Économie

Quelle grosse arnaque a aussi été une catastrophe écologique?

Temps de lecture : 2 min

La France et l'Europe ont perdu plusieurs milliards d'euros à cause d'une escroquerie juteuse, sur fond de crise des subprimes.

Les quotas carbone des entreprises polluantes se sont révélés être une vraie mine d'or pour les escrocs. | veeterzy via Unsplash
Les quotas carbone des entreprises polluantes se sont révélés être une vraie mine d'or pour les escrocs. | veeterzy via Unsplash

Cet article est publié en partenariat avec Quora, plateforme sur laquelle les internautes peuvent poser des questions et où d'autres, spécialistes du sujet, leur répondent.

La question du jour: «Quelle arnaque, particulièrement fréquente, est aussi une catastrophe écologique?»

La réponse d'Ask de Souza:

C'est incontestablement la fraude à la TVA sur les quotas carbone. La genèse de cette affaire remonte au 1er janvier 2005, lorsque l'Union européenne, dans le cadre du protocole de Kyoto de réduction des émissions de gaz à effet de serre, décida de mettre en place des quotas d'émission attribués gratuitement aux entreprises.

Ces quotas concernent les sociétés les plus polluantes: la production d'électricité, la sidérurgie, les raffineries de pétrole, les cimentiers, la chimie, le chauffage urbain suivi, depuis 2012, du transport aérien pour les vols commerciaux intra-européens et bientôt par les compagnies de transport maritime.

Ces quotas d'émission, pouvant être échangés, donnèrent naissance en Europe au plus grand marché du monde de carbone, ainsi qu'à l'émergence de sociétés d'intermédiation que l'on pouvait alors créer avec une facilité déconcertante.

Sociétés-écrans et îles Caïman

Cas pratique. Supposons qu'une usine fictive, la Société pétrochimique de l'étang de Berre, se soit vue attribuer un quota d'émission de 250.000 tonnes de CO2 par an. Or en réalité, elle en a émis 350.000 tonnes. Pour pouvoir continuer son activité, elle va devoir acheter les 100.000 tonnes de dépassement à la Bourse d'échange de quotas de CO2 à un prix fixé, par exemple, à 20 euros la tonne.

Elle va donc s'adresser à un intermédiaire en CO2, la société Escrow Limited, basée rue de Belleville à Paris, mais dont la société-mère se trouve à Tel-Aviv, en Israël. Escrow Limited lui vendra les 100.000 tonnes de droit d'émission manquants pour 2.000.000 euros, auxquels s'ajouteront 392.000 euros de TVA, soit un total de 2.392.000 euros facturés. Ce sont 392.000 euros de TVA que la société Escrow Limited ne va jamais reverser au Trésor français. Une TVA que la Société pétrochimique de l'étang de Berre va, quant à elle, récupérer auprès du Trésor français.

Au travers de montages complexes de sociétés-écrans, ces 392.000 euros de TVA vont se retrouver aux îles Caïmans, où ils seront blanchis, recyclés, soit pour acheter de nouveaux quotas d'émission, soit pour le financement d'autres activités plus ou moins licites.

Une escroquerie juteuse

L'absence de garde-fous et le caractère immatériel de la marchandise créèrent rapidement un effet d'aubaine et, le bouche-à-oreille aidant, cette usine à gaz devint rapidement une escroquerie tellement juteuse qu'en l'espace de sept mois, entre novembre 2008 et juin 2009, l'État français y laissa la bagatelle de 1,6 milliard d'euros, pendant que l'Europe se faisait délester de plus de 6 milliards d'euros.

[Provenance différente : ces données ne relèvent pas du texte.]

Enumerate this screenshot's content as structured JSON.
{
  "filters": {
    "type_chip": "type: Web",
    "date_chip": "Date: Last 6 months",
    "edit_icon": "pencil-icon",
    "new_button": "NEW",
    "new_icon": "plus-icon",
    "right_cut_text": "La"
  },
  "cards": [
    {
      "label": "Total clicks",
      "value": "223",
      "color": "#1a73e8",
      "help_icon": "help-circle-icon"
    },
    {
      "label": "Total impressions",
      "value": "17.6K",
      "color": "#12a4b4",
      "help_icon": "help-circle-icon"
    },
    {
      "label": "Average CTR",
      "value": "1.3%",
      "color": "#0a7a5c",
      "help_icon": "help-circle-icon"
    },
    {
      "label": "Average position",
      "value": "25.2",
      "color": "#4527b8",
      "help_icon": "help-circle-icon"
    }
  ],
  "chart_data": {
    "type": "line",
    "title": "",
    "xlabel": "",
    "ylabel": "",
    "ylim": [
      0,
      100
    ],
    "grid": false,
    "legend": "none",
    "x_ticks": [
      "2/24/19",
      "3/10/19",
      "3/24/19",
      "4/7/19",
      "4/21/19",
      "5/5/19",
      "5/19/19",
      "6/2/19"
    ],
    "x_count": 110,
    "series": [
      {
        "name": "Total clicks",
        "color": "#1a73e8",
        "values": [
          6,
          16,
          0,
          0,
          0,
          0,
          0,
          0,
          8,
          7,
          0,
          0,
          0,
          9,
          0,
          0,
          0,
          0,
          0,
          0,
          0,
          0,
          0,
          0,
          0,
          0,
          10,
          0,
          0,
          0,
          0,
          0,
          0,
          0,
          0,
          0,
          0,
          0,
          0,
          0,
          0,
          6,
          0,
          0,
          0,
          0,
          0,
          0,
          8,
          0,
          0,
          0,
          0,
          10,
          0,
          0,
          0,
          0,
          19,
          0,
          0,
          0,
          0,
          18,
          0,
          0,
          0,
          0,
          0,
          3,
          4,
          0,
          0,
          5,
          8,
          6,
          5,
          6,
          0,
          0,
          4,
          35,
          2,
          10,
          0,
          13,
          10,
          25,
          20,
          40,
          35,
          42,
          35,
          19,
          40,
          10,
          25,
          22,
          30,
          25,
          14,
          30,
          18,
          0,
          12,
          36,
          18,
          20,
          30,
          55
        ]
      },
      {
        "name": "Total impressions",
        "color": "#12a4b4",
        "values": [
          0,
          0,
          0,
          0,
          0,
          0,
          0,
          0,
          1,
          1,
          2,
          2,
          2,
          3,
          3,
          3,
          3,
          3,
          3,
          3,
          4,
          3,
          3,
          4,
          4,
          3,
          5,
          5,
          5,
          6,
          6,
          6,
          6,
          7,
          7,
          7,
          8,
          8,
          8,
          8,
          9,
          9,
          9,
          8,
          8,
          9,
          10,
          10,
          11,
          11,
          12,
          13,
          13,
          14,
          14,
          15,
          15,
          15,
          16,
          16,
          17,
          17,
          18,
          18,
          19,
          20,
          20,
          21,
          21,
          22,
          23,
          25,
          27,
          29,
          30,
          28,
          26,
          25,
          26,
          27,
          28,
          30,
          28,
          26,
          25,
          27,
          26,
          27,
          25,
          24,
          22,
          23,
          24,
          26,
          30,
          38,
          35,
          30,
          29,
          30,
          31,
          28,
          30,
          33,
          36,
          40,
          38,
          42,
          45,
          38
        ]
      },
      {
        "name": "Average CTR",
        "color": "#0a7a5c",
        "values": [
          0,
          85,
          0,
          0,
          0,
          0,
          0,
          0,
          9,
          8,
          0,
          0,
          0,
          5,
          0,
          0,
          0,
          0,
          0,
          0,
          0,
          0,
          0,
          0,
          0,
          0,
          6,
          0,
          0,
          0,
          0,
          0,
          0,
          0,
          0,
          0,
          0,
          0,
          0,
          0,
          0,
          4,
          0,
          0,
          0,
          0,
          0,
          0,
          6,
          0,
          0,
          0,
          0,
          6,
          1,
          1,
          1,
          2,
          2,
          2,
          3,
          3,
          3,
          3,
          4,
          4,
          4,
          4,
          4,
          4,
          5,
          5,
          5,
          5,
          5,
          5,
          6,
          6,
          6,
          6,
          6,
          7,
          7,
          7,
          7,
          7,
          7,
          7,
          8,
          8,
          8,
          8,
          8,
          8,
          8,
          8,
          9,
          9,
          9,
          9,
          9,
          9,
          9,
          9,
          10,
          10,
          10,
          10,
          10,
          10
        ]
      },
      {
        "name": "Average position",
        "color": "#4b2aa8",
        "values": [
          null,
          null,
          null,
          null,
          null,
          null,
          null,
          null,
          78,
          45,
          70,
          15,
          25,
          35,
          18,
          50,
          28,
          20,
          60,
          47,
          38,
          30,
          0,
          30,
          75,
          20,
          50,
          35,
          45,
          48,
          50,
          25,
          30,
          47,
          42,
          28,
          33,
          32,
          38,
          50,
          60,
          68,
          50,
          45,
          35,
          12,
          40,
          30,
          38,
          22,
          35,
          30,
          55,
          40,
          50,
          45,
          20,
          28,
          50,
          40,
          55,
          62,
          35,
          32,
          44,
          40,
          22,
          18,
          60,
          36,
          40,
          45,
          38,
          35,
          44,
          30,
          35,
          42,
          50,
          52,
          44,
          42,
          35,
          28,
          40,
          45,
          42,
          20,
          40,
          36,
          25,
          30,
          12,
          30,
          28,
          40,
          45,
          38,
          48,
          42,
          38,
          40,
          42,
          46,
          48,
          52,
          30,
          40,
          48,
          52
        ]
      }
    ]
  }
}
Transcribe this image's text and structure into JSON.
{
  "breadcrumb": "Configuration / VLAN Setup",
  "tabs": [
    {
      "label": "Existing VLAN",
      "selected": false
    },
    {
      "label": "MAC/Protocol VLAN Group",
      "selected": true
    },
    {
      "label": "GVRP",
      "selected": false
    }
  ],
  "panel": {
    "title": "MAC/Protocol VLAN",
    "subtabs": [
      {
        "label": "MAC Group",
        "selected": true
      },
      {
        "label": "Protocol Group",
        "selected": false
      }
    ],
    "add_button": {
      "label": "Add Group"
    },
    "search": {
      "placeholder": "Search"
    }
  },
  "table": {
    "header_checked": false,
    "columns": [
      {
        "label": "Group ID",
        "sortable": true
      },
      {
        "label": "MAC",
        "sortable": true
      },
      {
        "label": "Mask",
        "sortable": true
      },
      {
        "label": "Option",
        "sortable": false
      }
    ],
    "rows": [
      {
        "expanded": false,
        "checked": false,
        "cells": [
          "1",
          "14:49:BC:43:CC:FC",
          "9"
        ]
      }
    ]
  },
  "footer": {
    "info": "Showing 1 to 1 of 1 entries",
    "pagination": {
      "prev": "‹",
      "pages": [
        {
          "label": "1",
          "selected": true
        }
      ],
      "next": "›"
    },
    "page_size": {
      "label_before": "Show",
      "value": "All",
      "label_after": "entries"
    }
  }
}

Netflix y consacra, en novembre 2021, un excellent documentaire, Les Rois de l'arnaque, digne d'un polar où se mêlent argent, belles mécaniques et meurtres, le tout dans un contexte alors exacerbé par la crise des subprimes de 2008-2009. Les auteurs de la fraude furent arrêtés, puis jugés en 2011 et 2016.

Une arnaque qui n'est pas sans rappeler la fraude à la TVA de type carrousel, une autre escroquerie à la taxe sur la valeur ajoutée des escrocs franco-israéliens.